Jul 02, 2007 00:21
I'm back in CA and finally fixed my laptop which has been dead since i went back to NY. I was really freaked out because i hadn't had a chance to back up some recent files (i.e. maroon 5, john mayer) since my portable hard drives/ desktop was in NY. Anyways I think its about time i um burned those files to carrie. I hate alienware and i refuse to buy any of their products in the future.

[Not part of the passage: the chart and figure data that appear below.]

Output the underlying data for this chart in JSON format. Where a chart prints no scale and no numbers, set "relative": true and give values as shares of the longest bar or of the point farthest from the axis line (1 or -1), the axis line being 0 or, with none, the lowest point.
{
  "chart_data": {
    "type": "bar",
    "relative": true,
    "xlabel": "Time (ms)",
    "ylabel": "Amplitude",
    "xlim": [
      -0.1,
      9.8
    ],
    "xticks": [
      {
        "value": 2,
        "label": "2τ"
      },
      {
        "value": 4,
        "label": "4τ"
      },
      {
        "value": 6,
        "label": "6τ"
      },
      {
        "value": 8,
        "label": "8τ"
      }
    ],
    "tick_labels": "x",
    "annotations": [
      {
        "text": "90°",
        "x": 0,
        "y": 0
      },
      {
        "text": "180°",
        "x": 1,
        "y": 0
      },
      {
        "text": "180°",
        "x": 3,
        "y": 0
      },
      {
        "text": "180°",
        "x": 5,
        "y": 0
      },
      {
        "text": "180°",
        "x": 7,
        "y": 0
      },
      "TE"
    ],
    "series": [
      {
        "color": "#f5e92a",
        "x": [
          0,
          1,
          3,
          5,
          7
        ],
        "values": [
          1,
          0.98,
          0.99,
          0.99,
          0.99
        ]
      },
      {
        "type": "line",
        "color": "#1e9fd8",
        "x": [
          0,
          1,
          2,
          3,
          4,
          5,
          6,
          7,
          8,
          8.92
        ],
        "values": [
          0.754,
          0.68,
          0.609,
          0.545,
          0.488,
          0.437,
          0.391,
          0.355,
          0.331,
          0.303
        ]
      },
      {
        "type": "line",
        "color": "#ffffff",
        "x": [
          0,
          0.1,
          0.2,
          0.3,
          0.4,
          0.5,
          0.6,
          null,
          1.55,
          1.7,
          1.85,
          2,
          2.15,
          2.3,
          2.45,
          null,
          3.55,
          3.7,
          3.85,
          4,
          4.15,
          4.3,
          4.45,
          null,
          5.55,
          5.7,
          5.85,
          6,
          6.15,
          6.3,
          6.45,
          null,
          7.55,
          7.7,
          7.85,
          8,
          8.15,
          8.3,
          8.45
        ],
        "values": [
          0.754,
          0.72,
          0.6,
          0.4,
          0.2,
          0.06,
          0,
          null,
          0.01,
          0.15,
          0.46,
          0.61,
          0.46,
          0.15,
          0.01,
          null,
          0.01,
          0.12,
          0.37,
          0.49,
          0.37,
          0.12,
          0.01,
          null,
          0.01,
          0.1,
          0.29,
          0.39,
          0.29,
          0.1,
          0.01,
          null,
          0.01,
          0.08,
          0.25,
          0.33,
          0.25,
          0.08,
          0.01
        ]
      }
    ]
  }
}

Its been a really rough in NY with all the drama that kept occurring and i'm really not one for drama esp if it really just involves me. I've been feeling really shitty lately b/c physically i've been really unwell and emotionally i'm also in the rut. a A part of me thinks I should take paxil again but the idea of being reliant on something frightens me which is prob why I don't have a boy and I have a safe distance with friends. which makes me feel sad and lonely which kinds of makes me go back to the idea of paxil. I'm going to HK in a few days which also freaks me out b/c i'm going to feel like an obese whale again. I know i'm not that fat since you can see rib bumps on my stomach but at the same time if i'm not skinny i'm just fat over there and its hard to notice my proportionally smaller waist when all you can see are my boobs.
I don't know. Lately i've been feeling like i'm waiting for something but i'm not sure what. I'm just tired now and i'm emotions are once again down in the drain like it was during christmas. i think i should work out harder so i can get even more endorphins.